As cadeiras do Guairão tomadas para assistir à peça Vestido de Noiva, mon­­tada por Gabriel Villela, no último domingo, contrariaram a teoria de que a temporada de gripe enferrujou o hábito já irregular do curitibano de ir ao teatro. Por trás de um lençol branco, estendido diante da plateia – que simbolicamente pode ser compreendido como o início do delírio de Alaíde (Leandra Leal) após ser atropelada –, surgem figuras pertencentes ao universo de luxúria desejado pela reprimida noiva pequeno-burguesa.

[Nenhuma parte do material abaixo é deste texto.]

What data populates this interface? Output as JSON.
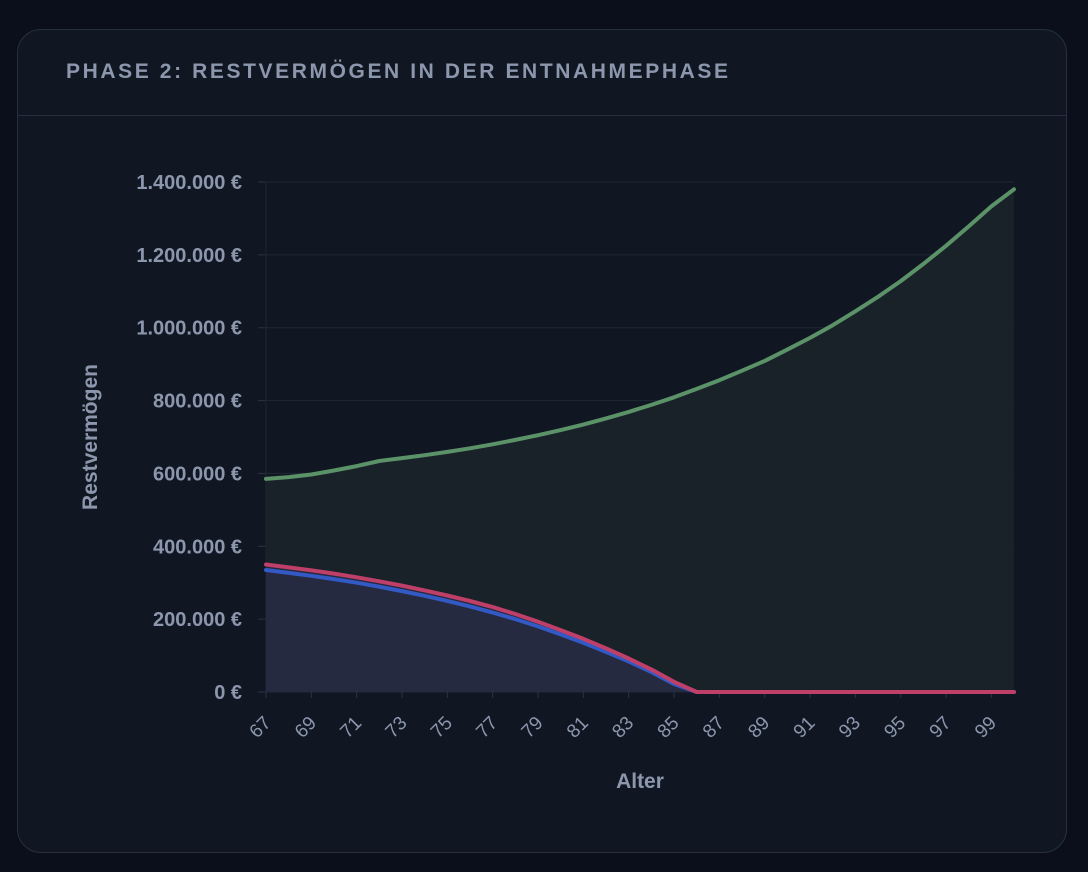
{
  "card": {
    "title": "PHASE 2: RESTVERMÖGEN IN DER ENTNAHMEPHASE"
  },
  "chart_data": {
    "type": "area",
    "title": "",
    "xlabel": "Alter",
    "ylabel": "Restvermögen",
    "xlim": [
      67,
      100
    ],
    "ylim": [
      0,
      1400000
    ],
    "y_ticks": [
      0,
      200000,
      400000,
      600000,
      800000,
      1000000,
      1200000,
      1400000
    ],
    "y_tick_labels": [
      "0 €",
      "200.000 €",
      "400.000 €",
      "600.000 €",
      "800.000 €",
      "1.000.000 €",
      "1.200.000 €",
      "1.400.000 €"
    ],
    "x_tick_labels": [
      "67",
      "69",
      "71",
      "73",
      "75",
      "77",
      "79",
      "81",
      "83",
      "85",
      "87",
      "89",
      "91",
      "93",
      "95",
      "97",
      "99"
    ],
    "grid": true,
    "legend": "none",
    "x": [
      67,
      68,
      69,
      70,
      71,
      72,
      73,
      74,
      75,
      76,
      77,
      78,
      79,
      80,
      81,
      82,
      83,
      84,
      85,
      86,
      87,
      88,
      89,
      90,
      91,
      92,
      93,
      94,
      95,
      96,
      97,
      98,
      99,
      100
    ],
    "series": [
      {
        "color": "#5b9268",
        "fill": "#1a2429",
        "values": [
          585000,
          590000,
          597000,
          608000,
          620000,
          634000,
          642000,
          650000,
          659000,
          669000,
          680000,
          692000,
          705000,
          719000,
          734000,
          751000,
          769000,
          788000,
          809000,
          832000,
          856000,
          882000,
          909000,
          940000,
          972000,
          1007000,
          1045000,
          1085000,
          1128000,
          1175000,
          1225000,
          1278000,
          1333000,
          1380000
        ]
      },
      {
        "color": "#3359c4",
        "fill": "#272a40",
        "values": [
          335000,
          327000,
          319000,
          310000,
          300000,
          289000,
          277000,
          264000,
          250000,
          235000,
          218000,
          200000,
          180000,
          158000,
          135000,
          110000,
          84000,
          55000,
          22000,
          0,
          0,
          0,
          0,
          0,
          0,
          0,
          0,
          0,
          0,
          0,
          0,
          0,
          0,
          0
        ]
      },
      {
        "color": "#bf3f68",
        "fill": "#272a40",
        "values": [
          350000,
          342000,
          334000,
          325000,
          315000,
          304000,
          292000,
          279000,
          265000,
          250000,
          233000,
          214000,
          193000,
          170000,
          146000,
          120000,
          92000,
          62000,
          28000,
          0,
          0,
          0,
          0,
          0,
          0,
          0,
          0,
          0,
          0,
          0,
          0,
          0,
          0,
          0
        ]
      }
    ]
  }
}
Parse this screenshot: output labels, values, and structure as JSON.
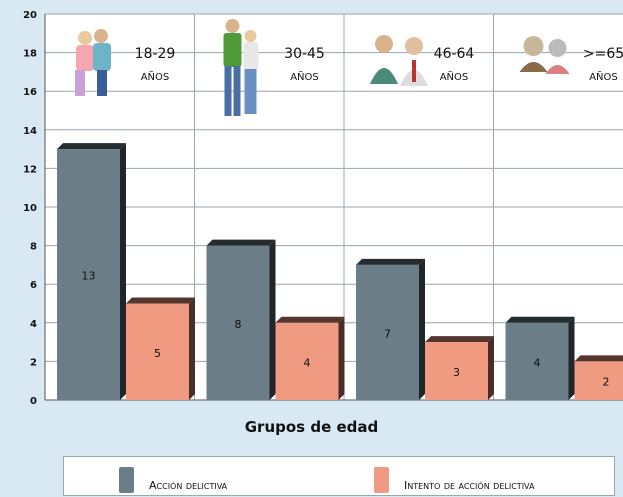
{
  "chart_data": {
    "type": "bar",
    "categories": [
      "18-29 AÑOS",
      "30-45 AÑOS",
      "46-64 AÑOS",
      ">=65 AÑOS"
    ],
    "category_lines": [
      [
        "18-29",
        "AÑOS"
      ],
      [
        "30-45",
        "AÑOS"
      ],
      [
        "46-64",
        "AÑOS"
      ],
      [
        ">=65",
        "AÑOS"
      ]
    ],
    "series": [
      {
        "name": "Acción delictiva",
        "values": [
          13,
          8,
          7,
          4
        ],
        "color": "#6b7d87"
      },
      {
        "name": "Intento de acción delictiva",
        "values": [
          5,
          4,
          3,
          2
        ],
        "color": "#f19a82"
      }
    ],
    "ylim": [
      0,
      20
    ],
    "yticks": [
      0,
      2,
      4,
      6,
      8,
      10,
      12,
      14,
      16,
      18,
      20
    ],
    "xlabel": "Grupos de edad",
    "ylabel": "",
    "title": "",
    "grid": true,
    "legend_position": "bottom",
    "plot_background": "#ffffff",
    "page_background": "#d9e9f4",
    "category_icons": [
      "people-group-young-icon",
      "couple-adults-icon",
      "couple-middle-aged-icon",
      "couple-elderly-icon"
    ]
  }
}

A moribunda tenta reconstituir o passado – a traição da irmã Lúcia (Vera Zimermann) e o seu fascínio pela biografia de uma prostituta, Madame Clecy (Luciana Carnieli), ao mesmo tempo em que aflora seu inconsciente.

Mulheres se beijando com longos vestidos que deixam os seios à mostra geraram algum burburinho na plateia. Um incauto senhor perguntou à companheira: "Já vai começar a baixaria?". A nudez, no entanto, não foi adiante em uma peça que deu à sexualidade, bem como a todos os outros aspectos deste texto de Nelson Rodrigues de 1943, tons mais cômicos e, portanto, mais suavizados.

Marcelo Anthony, por exemplo, dá ao personagem Pedro boa dose de cinismo – "cínico" é como é chamado pela noiva. Com atuação nada naturalista, ele dá ao seu corpo movimentos de boneco e impressiona pela bela voz com que entoa canções que dão à narrativa ares de musical. Em alguns momentos, sai de cena com gestos de quem fecha uma porta concluindo o movimento com a mão sobre seu pênis, numa divertida alusão ao seu papel de macho sedutor e objeto disputado pelas irmãs.

É nas interpretações, aliás, com destaque para Leandra Leal, em cena quase o tempo todo, que se estrutura esta adaptação, feita com pouquíssimos recursos cênicos. Vera Zimmermann é primorosa ao usar um registro de voz grave para disfarçar a própria identidade sob uma máscara de plástico. Os três planos criados por Nelson Rodrigues – alucinação, memória e realidade – não são representados no cenário, diferentemente da primeira encenação da peça, feita pelas mãos de Zbigniew Ziembinski, mas transparecem nas quebras de interpretação e nas mudanças de iluminação.

Villela acerta ao transformar plásticos-bolha em chapéus, véus de noiva, buquês, mantos e vestidos, mas os tecidos em cetim brilhante que vestem homens e mulheres vulgarizam um pouco a trama. O cenário, todo negro, não é bonito, mas é versátil e dá uma atmosfera funesta a toda a encenação. Todo espelhado, transforma-se na casa administrada por Ma­­dame Clecy; mas também é capela matrimonial e mortuária.